David and I have never been very smart about our freezer. We don’t know how to buy frozen food, we don’t know how to eat the frozen food we do buy, and we don’t know how to freeze food if it’s not already frozen. I don’t necessarily hold this against us because I’m happy to eat fresh food, but in the case of fish, frozen is probably the safest route for me, except for the part about not knowing how to buy frozen food. The one reliable frozen fish item David and I have purchased consistently over the years is breaded, popcorn shrimp, which is probably really processed pig parts in the shape of tiny shrimp, but we like it. And we always get the same kind: Kroger brand. So last week, pre-tacos, we were thinking about having shrimp and potatoes and David said he would pick up the shrimp on the way home, but when he got home he had in hand a different brand of frozen shrimp because he couldn’t find the kind we normally eat. It turns out we really liked the new brand, not least because the shrimp were definitely real and were supposedly caught near St. Simon’s Island, which is nearby (I dig local) and my family is from there, so I felt good about supporting folks from home. Mmm shrimp. But this week, shrimp taco week, when I asked David to pick up the same shrimp for shrimp tacos he could not remember where he got it. This was cause for minor panic at our house. For me. Before either of us embarked on an all-out shrimp hunt in the frozen aisles of all the grocery stores we frequent, I made him retrace his steps in his mind.

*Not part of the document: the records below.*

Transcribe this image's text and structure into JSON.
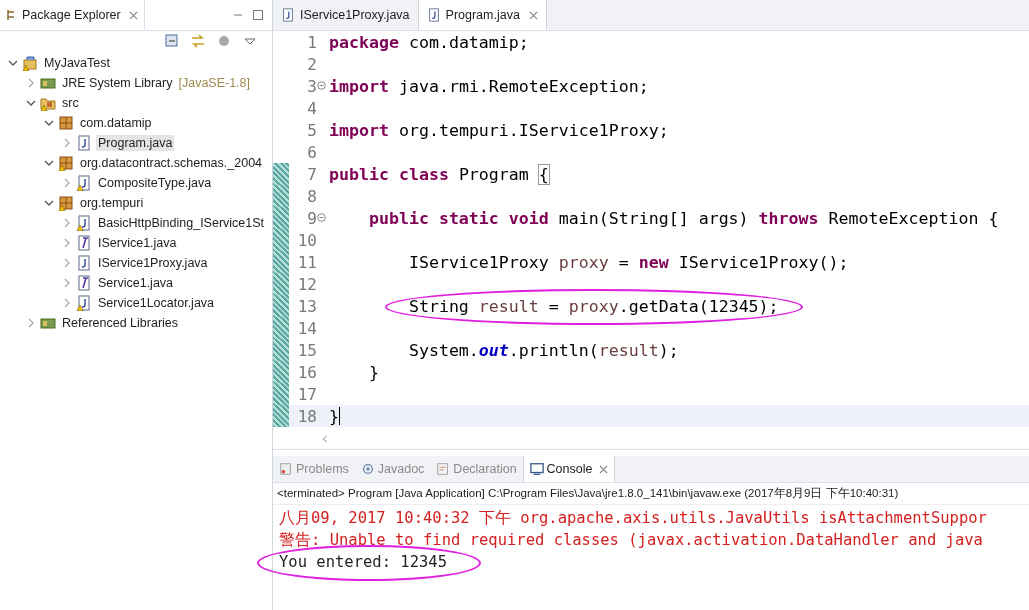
{
  "explorer": {
    "title": "Package Explorer",
    "tree": [
      {
        "label": "MyJavaTest",
        "kind": "project",
        "expanded": true,
        "selected": false,
        "warning": true,
        "children": [
          {
            "label": "JRE System Library",
            "suffix": "[JavaSE-1.8]",
            "kind": "library",
            "expanded": false,
            "selected": false,
            "warning": false
          },
          {
            "label": "src",
            "kind": "source-folder",
            "expanded": true,
            "selected": false,
            "warning": true,
            "children": [
              {
                "label": "com.datamip",
                "kind": "package",
                "expanded": true,
                "selected": false,
                "warning": false,
                "children": [
                  {
                    "label": "Program.java",
                    "kind": "class-file",
                    "expanded": false,
                    "selected": true,
                    "warning": false
                  }
                ]
              },
              {
                "label": "org.datacontract.schemas._2004",
                "kind": "package",
                "expanded": true,
                "selected": false,
                "warning": true,
                "children": [
                  {
                    "label": "CompositeType.java",
                    "kind": "class-file",
                    "expanded": false,
                    "selected": false,
                    "warning": true
                  }
                ]
              },
              {
                "label": "org.tempuri",
                "kind": "package",
                "expanded": true,
                "selected": false,
                "warning": true,
                "children": [
                  {
                    "label": "BasicHttpBinding_IService1St",
                    "kind": "class-file",
                    "expanded": false,
                    "selected": false,
                    "warning": true
                  },
                  {
                    "label": "IService1.java",
                    "kind": "interface-file",
                    "expanded": false,
                    "selected": false,
                    "warning": false
                  },
                  {
                    "label": "IService1Proxy.java",
                    "kind": "class-file",
                    "expanded": false,
                    "selected": false,
                    "warning": false
                  },
                  {
                    "label": "Service1.java",
                    "kind": "interface-file",
                    "expanded": false,
                    "selected": false,
                    "warning": false
                  },
                  {
                    "label": "Service1Locator.java",
                    "kind": "class-file",
                    "expanded": false,
                    "selected": false,
                    "warning": true
                  }
                ]
              }
            ]
          },
          {
            "label": "Referenced Libraries",
            "kind": "library",
            "expanded": false,
            "selected": false,
            "warning": false
          }
        ]
      }
    ]
  },
  "editor": {
    "tabs": [
      {
        "label": "IService1Proxy.java",
        "selected": false
      },
      {
        "label": "Program.java",
        "selected": true
      }
    ],
    "lines": [
      {
        "number": "1",
        "changed": false,
        "tokens": [
          {
            "kind": "keyword",
            "text": "package"
          },
          {
            "kind": "plain",
            "text": " com.datamip;"
          }
        ]
      },
      {
        "number": "2",
        "changed": false
      },
      {
        "number": "3",
        "changed": false,
        "fold": true,
        "tokens": [
          {
            "kind": "keyword",
            "text": "import"
          },
          {
            "kind": "plain",
            "text": " java.rmi.RemoteException;"
          }
        ]
      },
      {
        "number": "4",
        "changed": false
      },
      {
        "number": "5",
        "changed": false,
        "tokens": [
          {
            "kind": "keyword",
            "text": "import"
          },
          {
            "kind": "plain",
            "text": " org.tempuri.IService1Proxy;"
          }
        ]
      },
      {
        "number": "6",
        "changed": false
      },
      {
        "number": "7",
        "changed": true,
        "tokens": [
          {
            "kind": "keyword",
            "text": "public class"
          },
          {
            "kind": "plain",
            "text": " Program "
          },
          {
            "kind": "bracket",
            "text": "{"
          }
        ]
      },
      {
        "number": "8",
        "changed": true
      },
      {
        "number": "9",
        "changed": true,
        "fold": true,
        "tokens": [
          {
            "kind": "keyword",
            "text": "    public static void"
          },
          {
            "kind": "plain",
            "text": " main(String[] args) "
          },
          {
            "kind": "keyword",
            "text": "throws"
          },
          {
            "kind": "plain",
            "text": " RemoteException {"
          }
        ]
      },
      {
        "number": "10",
        "changed": true
      },
      {
        "number": "11",
        "changed": true,
        "tokens": [
          {
            "kind": "plain",
            "text": "        IService1Proxy "
          },
          {
            "kind": "local",
            "text": "proxy"
          },
          {
            "kind": "plain",
            "text": " = "
          },
          {
            "kind": "keyword",
            "text": "new"
          },
          {
            "kind": "plain",
            "text": " IService1Proxy();"
          }
        ]
      },
      {
        "number": "12",
        "changed": true
      },
      {
        "number": "13",
        "changed": true,
        "circled": true,
        "tokens": [
          {
            "kind": "plain",
            "text": "        String "
          },
          {
            "kind": "local",
            "text": "result"
          },
          {
            "kind": "plain",
            "text": " = "
          },
          {
            "kind": "local",
            "text": "proxy"
          },
          {
            "kind": "plain",
            "text": ".getData(12345);"
          }
        ]
      },
      {
        "number": "14",
        "changed": true
      },
      {
        "number": "15",
        "changed": true,
        "tokens": [
          {
            "kind": "plain",
            "text": "        System."
          },
          {
            "kind": "static",
            "text": "out"
          },
          {
            "kind": "plain",
            "text": ".println("
          },
          {
            "kind": "local",
            "text": "result"
          },
          {
            "kind": "plain",
            "text": ");"
          }
        ]
      },
      {
        "number": "16",
        "changed": true,
        "tokens": [
          {
            "kind": "plain",
            "text": "    }"
          }
        ]
      },
      {
        "number": "17",
        "changed": true
      },
      {
        "number": "18",
        "changed": true,
        "current": true,
        "tokens": [
          {
            "kind": "plain",
            "text": "}"
          }
        ]
      }
    ]
  },
  "bottom": {
    "tabs": [
      {
        "label": "Problems",
        "kind": "problems",
        "selected": false
      },
      {
        "label": "Javadoc",
        "kind": "at",
        "selected": false
      },
      {
        "label": "Declaration",
        "kind": "declaration",
        "selected": false
      },
      {
        "label": "Console",
        "kind": "console",
        "selected": true
      }
    ],
    "status": "<terminated> Program [Java Application] C:\\Program Files\\Java\\jre1.8.0_141\\bin\\javaw.exe (2017年8月9日 下午10:40:31)",
    "output": [
      {
        "kind": "error",
        "text": "八月09, 2017 10:40:32 下午 org.apache.axis.utils.JavaUtils isAttachmentSuppor"
      },
      {
        "kind": "error",
        "text": "警告: Unable to find required classes (javax.activation.DataHandler and java"
      },
      {
        "kind": "normal",
        "text": "You entered: 12345",
        "circled": true
      }
    ]
  }
}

“Try to picture the aisle where you got the shrimp. Were there high ceilings (which could be Kroger on Edgewood or Publix on Glenwood) or lower-ish ceilings (Publix on Ponce)? Was it bright-ish (Publix) or darkish (Kroger)? Were you sort of near the front or the back of the store?”
Then I realized I was describing our grocery stores, in detail, to determine on which aisle he had been standing when he plucked the shrimp from its case, and I began to feel reasonably confident that I probably won’t ever get lost in my grocery stores again. I’m having kind of a big head about this right now.
We were able to conclude from this little exercise that he got the shrimp at the Publix on Ponce and the reason he got the new brand in the first place was because he was at Publix and we usually get Kroger brand, so it stands to reason he wouldn’t have been able to find our usual brand at Publix. I’m like a food sleuth. I amaze me. Big head getting bigger.
On taco night, I tossed the shrimp in the hot sauce, made a pico out of the tomatoes, avocado and cheese, then tossed that in the ranch dressing, put them all in fancy pants pretty little flour tortillas and topped those babies with some shredded cabbage. Holy best taco ever. Big head explodes.